In studies of CML treatment in pediatric patients, laboratory abnormality rates corresponded to the known laboratory profile in adults.

In studies of ALL treatment in pediatric patients, laboratory abnormality rates corresponded to the known laboratory profile in adults, including patients with acute leukemia receiving intensive chemotherapy.

Special populations

Although the safety profile of dasatinib in elderly patients was similar to that in younger populations, patients aged 65 years and older had a higher likelihood of experiencing commonly reported adverse reactions (such as fatigue, pleural effusion, dyspnea, cough, lower gastrointestinal bleeding, and appetite disturbances) and a higher likelihood of less frequently observed adverse reactions (such as abdominal distension, dizziness, pericardial effusion, congestive heart failure, and weight loss). Therefore, elderly patients should be closely monitored (see section "Special instructions").

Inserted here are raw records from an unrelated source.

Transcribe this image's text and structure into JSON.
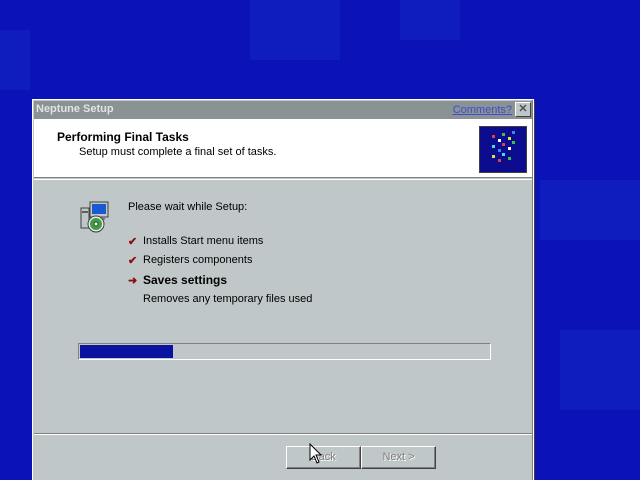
{
  "window": {
    "title": "Neptune Setup",
    "comments_link": "Comments?",
    "close_glyph": "✕"
  },
  "header": {
    "title": "Performing Final Tasks",
    "subtitle": "Setup must complete a final set of tasks."
  },
  "body": {
    "intro": "Please wait while Setup:",
    "tasks": [
      {
        "label": "Installs Start menu items",
        "state": "done",
        "mark": "✔"
      },
      {
        "label": "Registers components",
        "state": "done",
        "mark": "✔"
      },
      {
        "label": "Saves settings",
        "state": "current",
        "mark": "➜"
      },
      {
        "label": "Removes any temporary files used",
        "state": "pending",
        "mark": ""
      }
    ],
    "progress_fraction": 0.23
  },
  "buttons": {
    "back_label": "Back",
    "next_label": "Next >",
    "back_enabled": false,
    "next_enabled": false
  },
  "colors": {
    "desktop": "#0a12b8",
    "progress_fill": "#0a12a0",
    "check_mark": "#8a1010"
  },
  "icons": {
    "installer": "computer-with-cd-icon",
    "logo": "neptune-logo-icon",
    "cursor": "mouse-pointer-icon"
  }
}
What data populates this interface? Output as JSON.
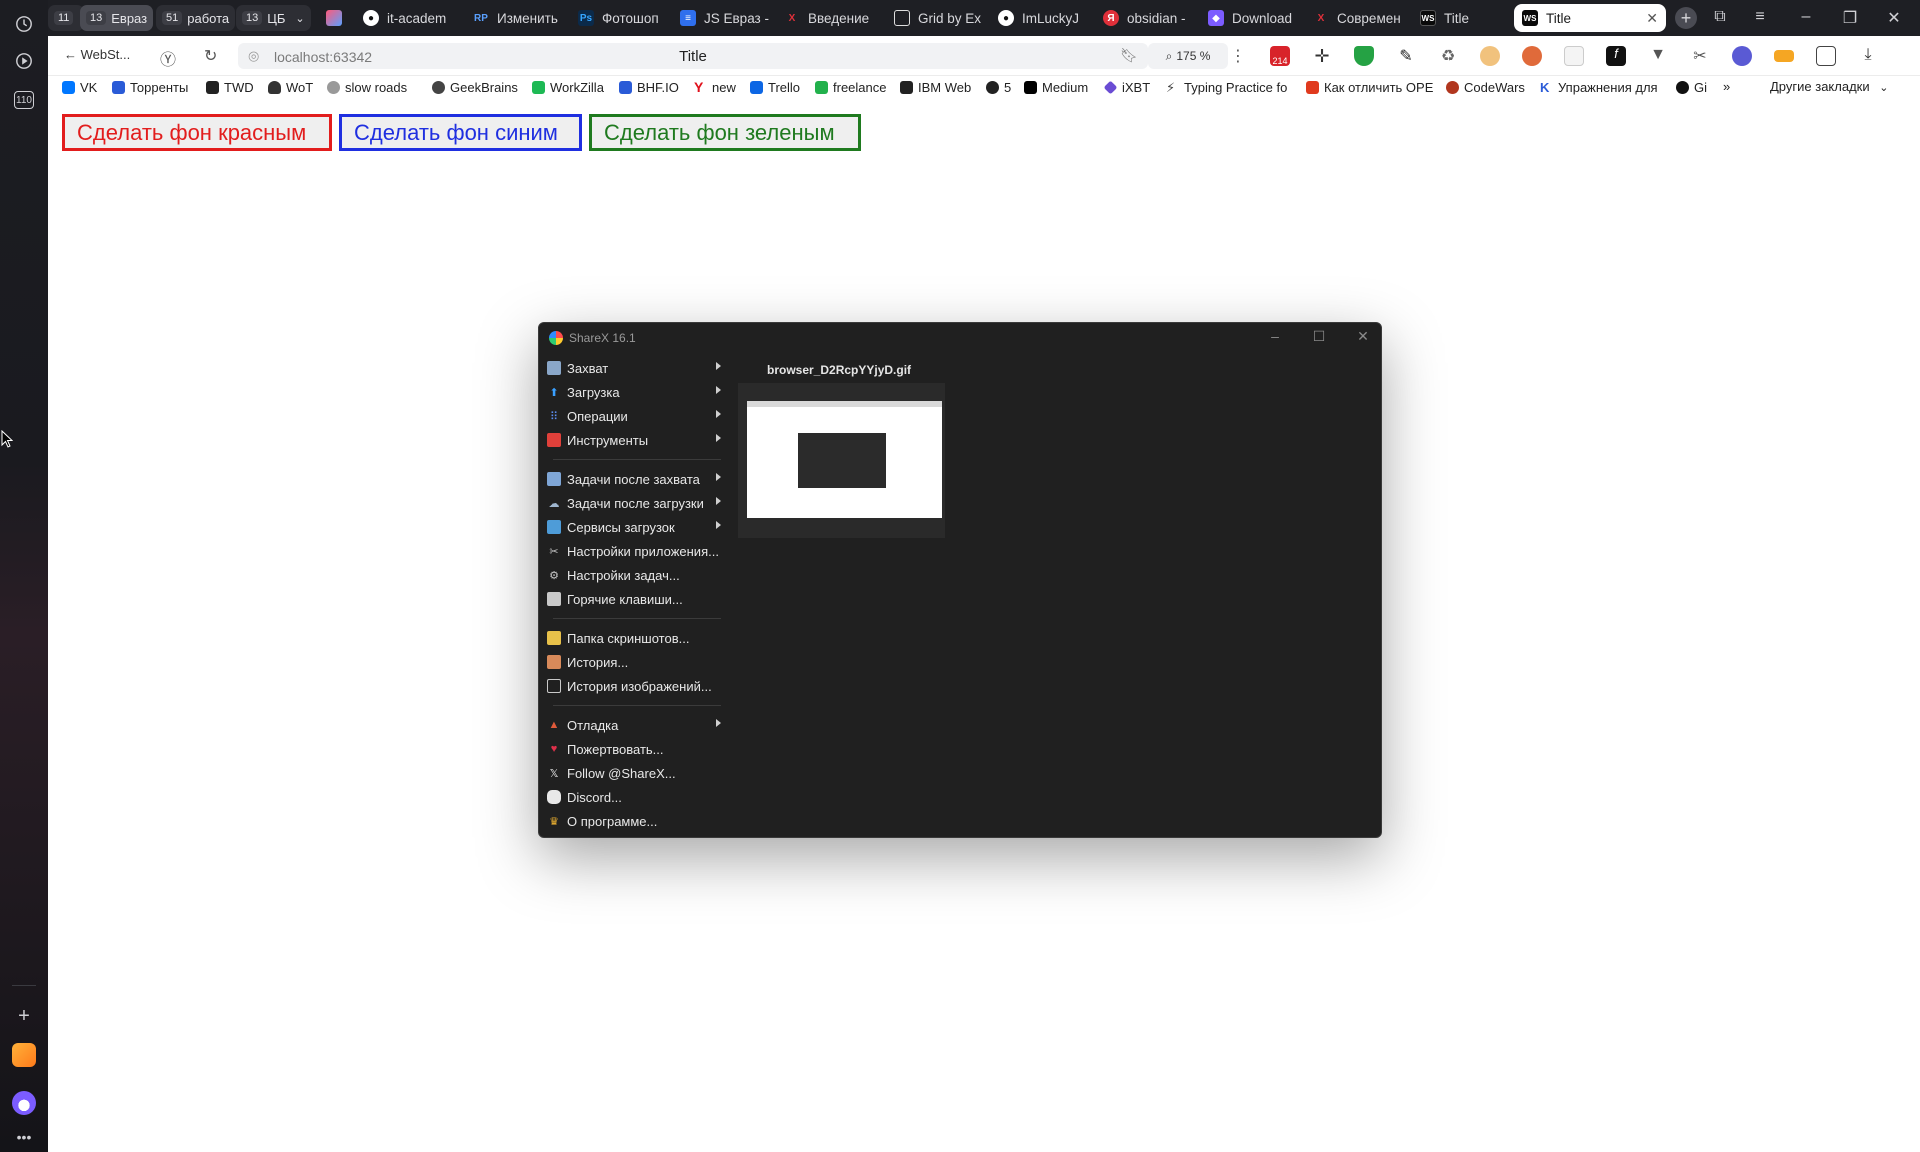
{
  "tabstrip": {
    "groups": [
      {
        "count": "11",
        "label": ""
      },
      {
        "count": "13",
        "label": "Евраз"
      },
      {
        "count": "51",
        "label": "работа"
      },
      {
        "count": "13",
        "label": "ЦБ"
      }
    ],
    "tabs": [
      {
        "label": "it-academ",
        "icon": "github-icon"
      },
      {
        "label": "Изменить",
        "icon": "rp-icon"
      },
      {
        "label": "Фотошоп",
        "icon": "ps-icon"
      },
      {
        "label": "JS Евраз -",
        "icon": "docs-icon"
      },
      {
        "label": "Введение",
        "icon": "x-icon"
      },
      {
        "label": "Grid by Ex",
        "icon": "doc-icon"
      },
      {
        "label": "ImLuckyJ",
        "icon": "github-icon"
      },
      {
        "label": "obsidian -",
        "icon": "yandex-icon"
      },
      {
        "label": "Download",
        "icon": "obsidian-icon"
      },
      {
        "label": "Современ",
        "icon": "x-icon"
      },
      {
        "label": "Title",
        "icon": "webstorm-icon"
      }
    ],
    "active_tab": {
      "label": "Title",
      "icon": "webstorm-icon"
    }
  },
  "sidebar": {
    "badge": "110"
  },
  "addressbar": {
    "back_label": "WebSt...",
    "url": "localhost:63342",
    "page_title": "Title",
    "zoom": "175 %",
    "ext_badge": "214"
  },
  "bookmarks": {
    "items": [
      {
        "label": "VK",
        "color": "#0077ff"
      },
      {
        "label": "Торренты",
        "color": "#2a5bd7"
      },
      {
        "label": "TWD",
        "color": "#222222"
      },
      {
        "label": "WoT",
        "color": "#333333"
      },
      {
        "label": "slow roads",
        "color": "#777777"
      },
      {
        "label": "GeekBrains",
        "color": "#444444"
      },
      {
        "label": "WorkZilla",
        "color": "#1db954"
      },
      {
        "label": "BHF.IO",
        "color": "#2a5bd7"
      },
      {
        "label": "new",
        "color": "#e0101b"
      },
      {
        "label": "Trello",
        "color": "#0c66e4"
      },
      {
        "label": "freelance",
        "color": "#22b14c"
      },
      {
        "label": "IBM Web",
        "color": "#222222"
      },
      {
        "label": "5",
        "color": "#222222"
      },
      {
        "label": "Medium",
        "color": "#000000"
      },
      {
        "label": "iXBT",
        "color": "#6a4cd4"
      },
      {
        "label": "Typing Practice fo",
        "color": "#444444"
      },
      {
        "label": "Как отличить OPE",
        "color": "#e03a1e"
      },
      {
        "label": "CodeWars",
        "color": "#b1361e"
      },
      {
        "label": "Упражнения для",
        "color": "#2a5bd7"
      },
      {
        "label": "Gi",
        "color": "#111111"
      }
    ],
    "more_label": "»",
    "other_label": "Другие закладки"
  },
  "page": {
    "buttons": {
      "red": "Сделать фон красным",
      "blue": "Сделать фон синим",
      "green": "Сделать фон зеленым"
    }
  },
  "sharex": {
    "title": "ShareX 16.1",
    "menu": [
      {
        "label": "Захват",
        "submenu": true,
        "icon": "capture-icon",
        "color": "#8aa7c9"
      },
      {
        "label": "Загрузка",
        "submenu": true,
        "icon": "upload-icon",
        "color": "#3aa0ff"
      },
      {
        "label": "Операции",
        "submenu": true,
        "icon": "workflows-icon",
        "color": "#5b8df0"
      },
      {
        "label": "Инструменты",
        "submenu": true,
        "icon": "tools-icon",
        "color": "#e0403a"
      },
      {
        "label": "Задачи после захвата",
        "submenu": true,
        "icon": "after-capture-icon",
        "color": "#7fa6d6"
      },
      {
        "label": "Задачи после загрузки",
        "submenu": true,
        "icon": "after-upload-icon",
        "color": "#9fb6cf"
      },
      {
        "label": "Сервисы загрузок",
        "submenu": true,
        "icon": "destinations-icon",
        "color": "#4e9cd8"
      },
      {
        "label": "Настройки приложения...",
        "submenu": false,
        "icon": "app-settings-icon",
        "color": "#c9c9c9"
      },
      {
        "label": "Настройки задач...",
        "submenu": false,
        "icon": "task-settings-icon",
        "color": "#c9c9c9"
      },
      {
        "label": "Горячие клавиши...",
        "submenu": false,
        "icon": "hotkeys-icon",
        "color": "#c9c9c9"
      },
      {
        "label": "Папка скриншотов...",
        "submenu": false,
        "icon": "folder-icon",
        "color": "#e8c14a"
      },
      {
        "label": "История...",
        "submenu": false,
        "icon": "history-icon",
        "color": "#d88a5a"
      },
      {
        "label": "История изображений...",
        "submenu": false,
        "icon": "image-history-icon",
        "color": "#c9c9c9"
      },
      {
        "label": "Отладка",
        "submenu": true,
        "icon": "debug-icon",
        "color": "#e05a3a"
      },
      {
        "label": "Пожертвовать...",
        "submenu": false,
        "icon": "heart-icon",
        "color": "#e0304a"
      },
      {
        "label": "Follow @ShareX...",
        "submenu": false,
        "icon": "x-logo-icon",
        "color": "#e8e8e8"
      },
      {
        "label": "Discord...",
        "submenu": false,
        "icon": "discord-icon",
        "color": "#e8e8e8"
      },
      {
        "label": "О программе...",
        "submenu": false,
        "icon": "crown-icon",
        "color": "#f2b531"
      }
    ],
    "file_name": "browser_D2RcpYYjyD.gif"
  }
}
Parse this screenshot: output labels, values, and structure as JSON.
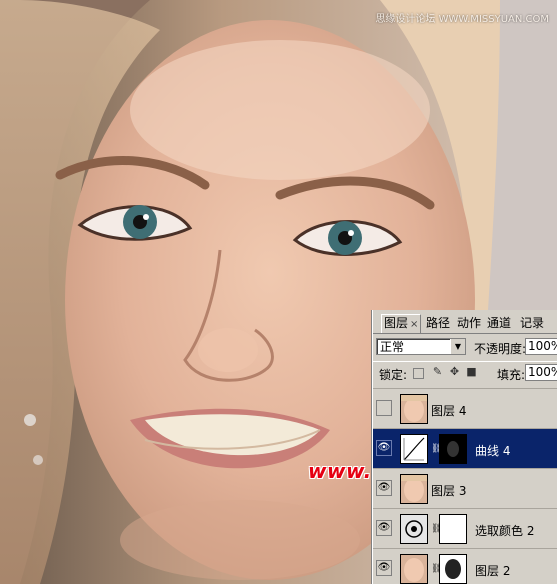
{
  "watermarks": {
    "top": "思缘设计论坛 WWW.MISSYUAN.COM",
    "main": "www.68ps.com"
  },
  "panel": {
    "tabs": [
      {
        "label": "图层",
        "active": true,
        "close": "×"
      },
      {
        "label": "路径"
      },
      {
        "label": "动作"
      },
      {
        "label": "通道"
      },
      {
        "label": "记录"
      }
    ],
    "blend_mode": "正常",
    "opacity_label": "不透明度:",
    "opacity_value": "100%",
    "lock_label": "锁定:",
    "fill_label": "填充:",
    "fill_value": "100%",
    "layers": [
      {
        "name": "图层 4",
        "visible": false,
        "selected": false,
        "type": "photo"
      },
      {
        "name": "曲线 4",
        "visible": true,
        "selected": true,
        "type": "curves"
      },
      {
        "name": "图层 3",
        "visible": true,
        "selected": false,
        "type": "photo"
      },
      {
        "name": "选取颜色 2",
        "visible": true,
        "selected": false,
        "type": "selective-color"
      },
      {
        "name": "图层 2",
        "visible": true,
        "selected": false,
        "type": "photo-mask"
      }
    ]
  },
  "colors": {
    "selection": "#0a246a",
    "panel_bg": "#d4d0c8",
    "watermark_red": "#e60012"
  }
}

Reporting suspected adverse reactions

All suspected adverse reactions and lack of drug efficacy should be reported via the following link: https://aisf.dec.gov.ua/

Shelf life. 3 years.

Storage conditions. The medicinal product does not require special storage temperature conditions. Store in the original packaging to protect from moisture. Keep out of reach of children.

Packaging. 10 tablets in a blister; 6 blisters in a cardboard box.

Prescription status. Prescription only.

Manufacturer. PLIVA Hrvatska d.o.o.

Manufacturer's address and location of its business operations.
Prilaz baruna Filipovića 25, 10000 Zagreb, Croatia.